This handout is for pe-related cardiac arrest — peri-arrest thrombolysis + prolonged cpr; embolectomy/ecpr if lysis fails. Your care team identified this based on: pea / non-shockable arrest in a patient with vte risk factors (recent surgery, immobilisation, malignancy, known dvt) — presumed massive-pe arrest.
Other reasons your team may use this plan: sudden severe dyspnoea + syncope immediately preceding collapse — clinical signature of massive pe causing obstructive-shock arrest; intra-arrest pocus showing an acutely dilated, under-filled right ventricle ± mcconnell sign / septal flattening — supports pe as the arrest mechanism; known dvt / recently diagnosed high-risk pe who arrests — peri-arrest reperfusion pathway.
Take these medications exactly as prescribed. Do not stop or change a dose without talking to your provider.

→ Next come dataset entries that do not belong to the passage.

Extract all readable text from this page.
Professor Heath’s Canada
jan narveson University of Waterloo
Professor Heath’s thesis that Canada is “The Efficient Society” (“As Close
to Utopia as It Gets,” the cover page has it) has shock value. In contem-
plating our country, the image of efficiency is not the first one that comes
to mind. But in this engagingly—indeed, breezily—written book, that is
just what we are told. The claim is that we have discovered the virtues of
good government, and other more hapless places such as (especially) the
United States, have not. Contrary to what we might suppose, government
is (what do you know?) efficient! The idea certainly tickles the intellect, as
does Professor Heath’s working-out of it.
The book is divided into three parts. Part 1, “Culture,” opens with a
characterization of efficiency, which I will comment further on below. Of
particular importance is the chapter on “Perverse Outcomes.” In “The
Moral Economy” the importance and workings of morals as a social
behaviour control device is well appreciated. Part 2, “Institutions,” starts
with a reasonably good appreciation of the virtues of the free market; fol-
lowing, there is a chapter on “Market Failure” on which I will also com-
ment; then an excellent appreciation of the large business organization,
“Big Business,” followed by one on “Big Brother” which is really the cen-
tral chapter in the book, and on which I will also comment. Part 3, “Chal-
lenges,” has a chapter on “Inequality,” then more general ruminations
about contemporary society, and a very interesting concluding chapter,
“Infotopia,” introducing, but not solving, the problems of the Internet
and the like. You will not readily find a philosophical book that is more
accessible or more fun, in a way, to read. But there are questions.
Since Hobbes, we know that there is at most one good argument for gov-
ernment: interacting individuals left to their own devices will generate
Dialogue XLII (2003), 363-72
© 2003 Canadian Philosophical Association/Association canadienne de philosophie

| Medication | Starting dose | How | When | What it does |
|---|---|---|---|---|
| alteplase | 50 mg IV bolus during arrest (alternatives: 100 mg per standard protocol, or 0.6 mg/kg over ~15 min), then CONTINUE CPR ≥60-90 min | IV | one-time (per protocol) | 2020 AHA ACLS / 2019 ESC PE — fibrinolysis for presumed PE arrest with prolonged CPR; late ROSC after clot lysis is well described |
| tenecteplase | weight-based IV bolus per protocol (single-bolus convenience in arrest) | IV | one-time | Single-bolus fibrinolytic alternative used in peri-arrest PE where rapid administration is advantageous (ESC PE high-risk pathway) |
| heparin (unfractionated) | post-ROSC therapeutic IV infusion, weight-based, aPTT/anti-Xa titrated (start/resume after lysis per bleeding assessment) | IV | continuous | 2019 ESC PE — UFH preferred post-arrest: titratable, reversible, supports embolectomy/ECPR transitions and bleeding control |
| norepinephrine | IV infusion titrated to MAP ≥65 (post-arrest target individualised) | IV | continuous | First-line vasopressor for PE obstructive shock — maintains coronary/RV perfusion pressure; ESC PE high-risk haemodynamic support |
| dobutamine | IV infusion 2-10 mcg/kg/min for RV inotropic support (with a vasopressor to offset vasodilation) | IV | continuous | Augments RV contractility in PE-related RV failure; combine with norepinephrine to maintain systemic pressure (ESC PE) |
| Inhaled pulmonary vasodilator (e.g., inhaled nitric oxide/epoprostenol) | inhaled, titrated for refractory RV failure / severe hypoxaemia post-ROSC | inhaled | continuous | Selectively lowers RV afterload without systemic hypotension as a bridge while reperfusion takes effect |
| Surgical embolectomy / catheter-directed therapy | emergent if thrombolysis contraindicated or failed and expertise available | N/A | once | 2019 ESC PE — embolectomy/catheter-directed therapy for high-risk PE when lysis is contraindicated/fails at capable centres |
| ECPR (veno-arterial ECMO) | VA-ECMO bridge in refractory PE arrest at ECMO-capable centres (bridge to embolectomy/lysis/recovery) | N/A | continuous bridge | ELSO/ESC — ECPR provides circulatory support during refractory PE arrest, buying time for clot resolution or definitive embolectomy |
| AVOID early termination of resuscitation after peri-arrest lysis | Do NOT terminate before ≥60-90 min of CPR once a fibrinolytic is given for presumed PE arrest | N/A | N/A | 2020 AHA ACLS — lysis-mediated ROSC can be delayed; premature termination forfeits salvageable patients |
| AVOID aggressive volume loading + RV-collapsing ventilation | Avoid large fluid boluses and high mean airway/intrathoracic pressures that worsen RV distension/collapse | N/A | N/A | Overfilling a pressure-overloaded RV and high intrathoracic pressure precipitate RV collapse and re-arrest; cautious volume + RV-protective ventilation (ESC PE) |
Plan: PE-related arrest — peri-arrest fibrinolysis + prolonged CPR ≥60-90 min; surgical embolectomy / catheter-directed therapy / ECPR if lysis contraindicated or failed; post-ROSC therapeutic UFH + RV support (2020 AHA ACLS; 2019 ESC PE)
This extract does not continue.